26.01.2005 "die jüdische"
  The Last of the Nazi War Criminals, Why Bother?
Dr. Aryeh Rubin
 
 

The following remarks were delivered by Aryeh Rubin (see picture) at a press conference announcing the launch of Operation Last Chance in Germany. The press conference took place at the Bundestag in Berlin on January 26, 2005. Operation Last Chance, already active in nine countries, offers a ten thousand dollar reward for information leading to the arrest and conviction of war criminals involved in the murder of Jews. Mr. Rubin, the founder and director of Targum Shlishi, conceived and funded Operation Last Chance, which is coordinated by the Israel office of the Simon Wiesenthal Center

I am often asked why I spend significant time and resources on Operation Last Chance. After all, we are down to the wire and these remaining criminals are very old men.

Is it that ich habe eines Deutsche abstammung and meine muter stamt aus Hannover (I have a German background, and my mother hails from Hannover), escaped from Hitler in 1939, and remained scarred for the rest of her days? That’s part of it.

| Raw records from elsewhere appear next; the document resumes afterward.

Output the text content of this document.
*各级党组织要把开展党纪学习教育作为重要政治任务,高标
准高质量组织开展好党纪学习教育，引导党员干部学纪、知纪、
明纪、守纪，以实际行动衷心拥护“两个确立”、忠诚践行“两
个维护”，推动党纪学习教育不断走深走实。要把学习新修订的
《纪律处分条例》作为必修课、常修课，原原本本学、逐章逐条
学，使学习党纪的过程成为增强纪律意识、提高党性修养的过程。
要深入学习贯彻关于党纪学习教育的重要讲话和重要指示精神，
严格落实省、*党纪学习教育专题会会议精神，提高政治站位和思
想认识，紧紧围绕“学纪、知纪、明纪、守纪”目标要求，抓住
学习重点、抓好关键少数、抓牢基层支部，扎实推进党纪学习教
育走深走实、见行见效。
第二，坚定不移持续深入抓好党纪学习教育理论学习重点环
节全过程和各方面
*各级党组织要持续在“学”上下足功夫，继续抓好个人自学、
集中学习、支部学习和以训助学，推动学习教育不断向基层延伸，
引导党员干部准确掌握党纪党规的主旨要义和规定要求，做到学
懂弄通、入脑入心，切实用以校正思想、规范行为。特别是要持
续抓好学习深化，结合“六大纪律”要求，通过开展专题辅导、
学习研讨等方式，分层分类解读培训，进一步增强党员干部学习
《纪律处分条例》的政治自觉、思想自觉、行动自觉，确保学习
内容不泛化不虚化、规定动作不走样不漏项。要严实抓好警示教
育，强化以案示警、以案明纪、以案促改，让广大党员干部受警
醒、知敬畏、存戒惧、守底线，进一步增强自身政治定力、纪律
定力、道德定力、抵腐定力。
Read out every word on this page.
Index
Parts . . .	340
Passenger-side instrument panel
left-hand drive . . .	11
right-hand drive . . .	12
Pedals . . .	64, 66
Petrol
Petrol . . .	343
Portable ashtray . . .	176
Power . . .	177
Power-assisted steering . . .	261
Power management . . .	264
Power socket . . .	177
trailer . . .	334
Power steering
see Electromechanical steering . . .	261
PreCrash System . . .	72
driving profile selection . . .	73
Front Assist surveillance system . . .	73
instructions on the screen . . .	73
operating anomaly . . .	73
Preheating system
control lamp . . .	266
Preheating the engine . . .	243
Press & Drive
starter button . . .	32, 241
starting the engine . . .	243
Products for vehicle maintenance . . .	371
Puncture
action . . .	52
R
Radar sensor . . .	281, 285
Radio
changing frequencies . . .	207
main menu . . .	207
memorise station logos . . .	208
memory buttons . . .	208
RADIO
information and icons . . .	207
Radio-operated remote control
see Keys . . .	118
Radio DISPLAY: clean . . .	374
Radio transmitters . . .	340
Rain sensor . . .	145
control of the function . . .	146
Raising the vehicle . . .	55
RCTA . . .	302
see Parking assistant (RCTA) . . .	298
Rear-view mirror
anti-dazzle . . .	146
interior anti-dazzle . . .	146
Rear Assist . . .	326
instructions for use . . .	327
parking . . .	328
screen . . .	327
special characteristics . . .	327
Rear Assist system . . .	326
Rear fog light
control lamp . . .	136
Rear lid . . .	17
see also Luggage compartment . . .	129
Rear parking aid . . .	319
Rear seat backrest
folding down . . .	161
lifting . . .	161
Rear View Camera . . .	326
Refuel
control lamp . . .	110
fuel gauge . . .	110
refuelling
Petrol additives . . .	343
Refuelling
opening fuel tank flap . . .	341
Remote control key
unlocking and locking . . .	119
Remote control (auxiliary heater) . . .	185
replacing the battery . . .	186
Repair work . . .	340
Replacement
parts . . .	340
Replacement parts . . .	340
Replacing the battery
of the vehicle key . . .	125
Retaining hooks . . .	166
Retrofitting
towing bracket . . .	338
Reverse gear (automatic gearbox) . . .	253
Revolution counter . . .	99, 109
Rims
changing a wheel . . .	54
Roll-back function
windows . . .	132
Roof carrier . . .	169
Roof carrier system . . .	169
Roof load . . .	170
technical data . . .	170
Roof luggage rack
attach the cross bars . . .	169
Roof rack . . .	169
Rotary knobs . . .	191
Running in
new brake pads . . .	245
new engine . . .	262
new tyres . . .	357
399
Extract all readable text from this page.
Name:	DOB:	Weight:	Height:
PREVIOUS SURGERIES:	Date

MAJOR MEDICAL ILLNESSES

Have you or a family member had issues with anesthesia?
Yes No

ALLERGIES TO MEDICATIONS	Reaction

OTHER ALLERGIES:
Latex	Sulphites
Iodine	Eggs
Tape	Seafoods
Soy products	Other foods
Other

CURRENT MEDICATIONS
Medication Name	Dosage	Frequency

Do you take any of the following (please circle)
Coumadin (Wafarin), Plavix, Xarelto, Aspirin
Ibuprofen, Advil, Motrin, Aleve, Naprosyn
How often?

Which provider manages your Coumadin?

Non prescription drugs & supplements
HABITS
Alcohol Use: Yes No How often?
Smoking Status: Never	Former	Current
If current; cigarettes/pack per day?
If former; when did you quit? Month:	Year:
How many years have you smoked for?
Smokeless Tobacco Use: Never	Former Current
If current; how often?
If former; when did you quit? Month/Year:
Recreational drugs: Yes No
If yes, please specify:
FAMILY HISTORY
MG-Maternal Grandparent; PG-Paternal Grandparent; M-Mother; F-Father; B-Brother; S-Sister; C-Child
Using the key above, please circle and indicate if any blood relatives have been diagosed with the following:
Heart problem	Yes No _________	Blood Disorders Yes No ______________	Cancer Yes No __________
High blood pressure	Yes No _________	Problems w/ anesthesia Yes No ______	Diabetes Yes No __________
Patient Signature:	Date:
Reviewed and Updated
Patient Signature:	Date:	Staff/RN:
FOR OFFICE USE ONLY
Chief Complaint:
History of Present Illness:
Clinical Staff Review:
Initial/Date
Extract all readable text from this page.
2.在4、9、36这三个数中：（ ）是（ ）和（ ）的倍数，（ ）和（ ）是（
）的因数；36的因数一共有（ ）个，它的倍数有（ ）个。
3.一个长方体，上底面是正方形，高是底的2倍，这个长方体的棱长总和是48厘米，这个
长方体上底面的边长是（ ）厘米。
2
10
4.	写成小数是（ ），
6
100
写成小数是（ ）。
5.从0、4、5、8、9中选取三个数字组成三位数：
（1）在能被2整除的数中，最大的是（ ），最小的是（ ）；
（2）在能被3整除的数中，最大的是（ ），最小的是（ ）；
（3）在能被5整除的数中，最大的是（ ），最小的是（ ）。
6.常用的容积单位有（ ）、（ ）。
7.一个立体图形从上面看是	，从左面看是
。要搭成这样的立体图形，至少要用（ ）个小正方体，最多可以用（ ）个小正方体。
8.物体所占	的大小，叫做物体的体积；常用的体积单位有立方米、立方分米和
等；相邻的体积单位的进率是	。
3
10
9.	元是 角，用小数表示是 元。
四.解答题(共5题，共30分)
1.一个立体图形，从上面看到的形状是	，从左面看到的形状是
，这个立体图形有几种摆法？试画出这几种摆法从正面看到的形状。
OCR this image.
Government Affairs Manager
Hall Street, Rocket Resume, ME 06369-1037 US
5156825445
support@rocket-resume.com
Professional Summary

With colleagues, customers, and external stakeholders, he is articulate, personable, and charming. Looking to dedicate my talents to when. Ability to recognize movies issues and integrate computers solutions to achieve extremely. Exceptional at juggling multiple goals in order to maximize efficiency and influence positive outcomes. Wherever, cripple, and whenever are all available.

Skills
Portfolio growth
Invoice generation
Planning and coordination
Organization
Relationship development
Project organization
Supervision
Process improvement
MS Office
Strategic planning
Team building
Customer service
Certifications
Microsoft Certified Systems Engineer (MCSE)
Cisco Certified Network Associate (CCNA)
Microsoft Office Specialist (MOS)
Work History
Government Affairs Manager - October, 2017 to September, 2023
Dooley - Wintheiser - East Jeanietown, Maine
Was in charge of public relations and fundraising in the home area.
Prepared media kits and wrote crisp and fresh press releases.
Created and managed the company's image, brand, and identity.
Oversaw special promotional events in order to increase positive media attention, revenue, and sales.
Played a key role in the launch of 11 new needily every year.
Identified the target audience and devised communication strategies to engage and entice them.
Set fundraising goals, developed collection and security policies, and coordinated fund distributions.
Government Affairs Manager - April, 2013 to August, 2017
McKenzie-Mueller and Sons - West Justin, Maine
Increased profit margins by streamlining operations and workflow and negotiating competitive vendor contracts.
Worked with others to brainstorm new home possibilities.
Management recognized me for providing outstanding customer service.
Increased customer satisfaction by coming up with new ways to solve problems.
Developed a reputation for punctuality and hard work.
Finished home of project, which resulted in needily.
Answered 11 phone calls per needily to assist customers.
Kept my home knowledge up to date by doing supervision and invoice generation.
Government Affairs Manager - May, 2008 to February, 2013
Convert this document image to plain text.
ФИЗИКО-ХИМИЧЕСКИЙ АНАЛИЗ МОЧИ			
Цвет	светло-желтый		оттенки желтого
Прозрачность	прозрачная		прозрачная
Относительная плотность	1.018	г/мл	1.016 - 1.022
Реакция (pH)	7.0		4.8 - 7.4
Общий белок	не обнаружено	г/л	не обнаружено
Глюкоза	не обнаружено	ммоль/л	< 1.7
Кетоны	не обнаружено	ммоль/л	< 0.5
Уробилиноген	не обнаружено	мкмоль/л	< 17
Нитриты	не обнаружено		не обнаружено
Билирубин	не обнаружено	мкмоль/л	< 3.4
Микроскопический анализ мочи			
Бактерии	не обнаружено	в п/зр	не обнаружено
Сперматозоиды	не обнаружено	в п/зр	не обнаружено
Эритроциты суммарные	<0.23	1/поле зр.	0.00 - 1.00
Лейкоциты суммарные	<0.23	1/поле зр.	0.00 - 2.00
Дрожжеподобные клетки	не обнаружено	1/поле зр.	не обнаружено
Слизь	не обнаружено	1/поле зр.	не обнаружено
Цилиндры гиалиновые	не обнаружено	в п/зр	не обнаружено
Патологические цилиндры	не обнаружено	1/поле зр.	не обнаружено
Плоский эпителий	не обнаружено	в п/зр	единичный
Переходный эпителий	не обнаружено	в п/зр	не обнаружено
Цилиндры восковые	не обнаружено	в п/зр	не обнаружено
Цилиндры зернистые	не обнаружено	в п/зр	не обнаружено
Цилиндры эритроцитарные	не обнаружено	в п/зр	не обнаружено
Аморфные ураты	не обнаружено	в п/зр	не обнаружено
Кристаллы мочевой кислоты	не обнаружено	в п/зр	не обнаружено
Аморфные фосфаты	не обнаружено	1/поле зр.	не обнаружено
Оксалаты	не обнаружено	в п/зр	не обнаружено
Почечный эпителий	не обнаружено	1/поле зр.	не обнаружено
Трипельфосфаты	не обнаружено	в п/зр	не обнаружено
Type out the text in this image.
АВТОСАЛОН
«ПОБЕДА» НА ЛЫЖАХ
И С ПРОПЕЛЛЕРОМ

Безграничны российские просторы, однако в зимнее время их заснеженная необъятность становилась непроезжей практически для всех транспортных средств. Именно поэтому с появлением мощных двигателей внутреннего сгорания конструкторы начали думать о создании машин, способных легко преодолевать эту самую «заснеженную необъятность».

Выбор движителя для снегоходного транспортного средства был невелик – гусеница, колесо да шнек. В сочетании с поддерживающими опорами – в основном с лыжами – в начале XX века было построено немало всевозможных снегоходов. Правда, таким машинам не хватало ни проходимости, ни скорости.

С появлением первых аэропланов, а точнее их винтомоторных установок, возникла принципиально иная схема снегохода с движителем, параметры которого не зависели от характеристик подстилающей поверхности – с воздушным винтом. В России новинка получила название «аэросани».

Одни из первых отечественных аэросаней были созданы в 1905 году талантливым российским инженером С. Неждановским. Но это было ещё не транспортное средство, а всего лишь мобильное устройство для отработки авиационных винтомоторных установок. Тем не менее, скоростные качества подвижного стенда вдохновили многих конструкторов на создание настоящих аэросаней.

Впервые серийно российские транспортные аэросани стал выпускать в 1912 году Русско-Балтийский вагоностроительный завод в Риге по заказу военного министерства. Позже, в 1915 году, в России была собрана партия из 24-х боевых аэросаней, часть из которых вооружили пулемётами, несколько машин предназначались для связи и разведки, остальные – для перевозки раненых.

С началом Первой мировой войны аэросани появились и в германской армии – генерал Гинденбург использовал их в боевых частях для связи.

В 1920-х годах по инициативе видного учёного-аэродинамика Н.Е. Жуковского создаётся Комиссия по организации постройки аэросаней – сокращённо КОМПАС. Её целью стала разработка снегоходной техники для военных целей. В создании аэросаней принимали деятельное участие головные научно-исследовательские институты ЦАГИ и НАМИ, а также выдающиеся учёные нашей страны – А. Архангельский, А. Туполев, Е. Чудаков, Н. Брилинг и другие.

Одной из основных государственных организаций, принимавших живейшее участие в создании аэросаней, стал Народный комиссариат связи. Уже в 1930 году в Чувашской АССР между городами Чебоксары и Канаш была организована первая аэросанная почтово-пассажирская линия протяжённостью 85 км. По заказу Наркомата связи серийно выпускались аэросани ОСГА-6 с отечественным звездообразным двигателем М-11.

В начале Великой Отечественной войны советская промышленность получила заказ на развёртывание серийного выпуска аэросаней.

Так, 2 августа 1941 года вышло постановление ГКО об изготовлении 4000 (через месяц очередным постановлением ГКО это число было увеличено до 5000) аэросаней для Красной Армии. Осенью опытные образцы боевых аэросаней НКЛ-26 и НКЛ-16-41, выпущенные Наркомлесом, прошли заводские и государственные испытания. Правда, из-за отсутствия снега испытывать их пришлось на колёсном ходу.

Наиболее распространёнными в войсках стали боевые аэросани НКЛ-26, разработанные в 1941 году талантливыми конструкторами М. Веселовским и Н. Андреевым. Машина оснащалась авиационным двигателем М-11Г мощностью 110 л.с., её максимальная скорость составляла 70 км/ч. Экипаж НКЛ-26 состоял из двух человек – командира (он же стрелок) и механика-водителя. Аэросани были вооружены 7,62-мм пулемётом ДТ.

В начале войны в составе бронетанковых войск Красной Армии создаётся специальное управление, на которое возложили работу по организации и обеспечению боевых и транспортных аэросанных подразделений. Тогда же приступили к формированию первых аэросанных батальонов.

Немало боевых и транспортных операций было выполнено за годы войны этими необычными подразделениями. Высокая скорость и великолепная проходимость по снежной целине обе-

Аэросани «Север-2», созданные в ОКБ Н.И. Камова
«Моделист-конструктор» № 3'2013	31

Is it because my father spent his formative years from 1939 to 1945 as a refugee running from his hometown in Eastern Poland, to Siberia, to Uzbekistan, and then Kazakhstan? Or that in a two month period of a Siberian winter he lost his father, brother, and niece to refugee diseases? Or is it that he lost two of his sisters, one in Majdanek and the other in the Lodz ghetto (we think)? That’s part of it.

I know what it isn’t. It is NOT about revenge. The eighty-year-old guard has lived his life and has his grandchildren, while we have no grandmothers, the repository of our oral culture. That can’t be revenge. IT’S ABOUT JUSTICE. Always has been. Always will be.

Jewish tradition teaches us, Im ain ovar, ain hoveh v’ ain atid. If there is no past, there can be no present and no future. This is really our last opportunity to achieve justice for the crimes of the recent past. History will not judge today’s postwar generations by the cars they drive, the movies they produce, or the buildings they erect. They will be judged by the society they build and the legacy they leave.

Hitler wanted to rid Germany of its Jews. But look at the legacy that he left us. Our cultures and our histories are intertwined forever. Ironically, this relationship has given us a joint mission. You, the Germans, the perpetrators, and we, the Jews, its victims, must stand together and not allow today’s intolerance and fanaticism to destroy today’s world as it destroyed ours. Technology has made it easier for few to cause havoc for many. Rwanda, Cambodia, Bosnia go without saying. Addressing this situation is our collective responsibility for the future.

But your responsibility to the Jewish people goes further and deeper. And while we do not cast the sins of the fathers upon their sons and daughters, this responsibility, and I repeat, responsibility, and not guilt, is to last forever. And if this moral responsibility is heeded, it will benefit German society as much as Jewish society.

Consider the following:

• When sixty-five percent of Germans believe that Israel is the greatest threat to world peace, you should be alarmed by the specter of a destructive phoenix rising from dark ashes.

• When fifty percent of British youth do not know what Auschwitz was, it is you who should sound the alarm bells, and eradicate this ignorance. As Santayana has said, and as it is inscribed in the halls of Yad Vashem, if we do not remember the past, we are condemned to repeat it.

• When a local German government body boycotts a resolution on the Holocaust, it is you, the collective German people, who must know that the demons could come back and engulf us all.

• When a high ranking minister in Iran calls for the destruction of the sovereign state of Israel, a legitimate member of the United Nations, and says that Islam with its 1.25 billion people could afford to lose twenty-five to fifty million people to solve the Jewish problem of five million, we are getting closer to the tipping point. And it should be the Germans at the forefront of the campaign to end the madness.

You have Jewish cultural fairs in Berlin, Jewish film festivals in Frankfurt, Jewish book expos in Munchen, and Jewish cooking classes in Hamburg. And in May, you dedicate in the heart of your capital, a stone’s throw from where we now stand, the somber Holocaust memorial. I cannot reconcile the cultural connections and commemoration of its victims with allowing the remaining murderers the freedom of movement and the peace of mind to live out their days. They must be brought to justice, and fear that knock on the door, be they 75 or 105.

There are many that believe, and I am one of them, that the anti-Semitism that led to the Holocaust was not a distortion of Catholic and Lutheran teachings, but was central to it. The dogma was not a contributing factor but rather a decisive factor in the Holocaust.

It is German society, the German government, and the German people, using German wealth, German power, and German strength, that must act responsibly to preserve the present and assure the future. But first we must deal with the past. Operation Last Chance is truly your last chance to support justice for the past.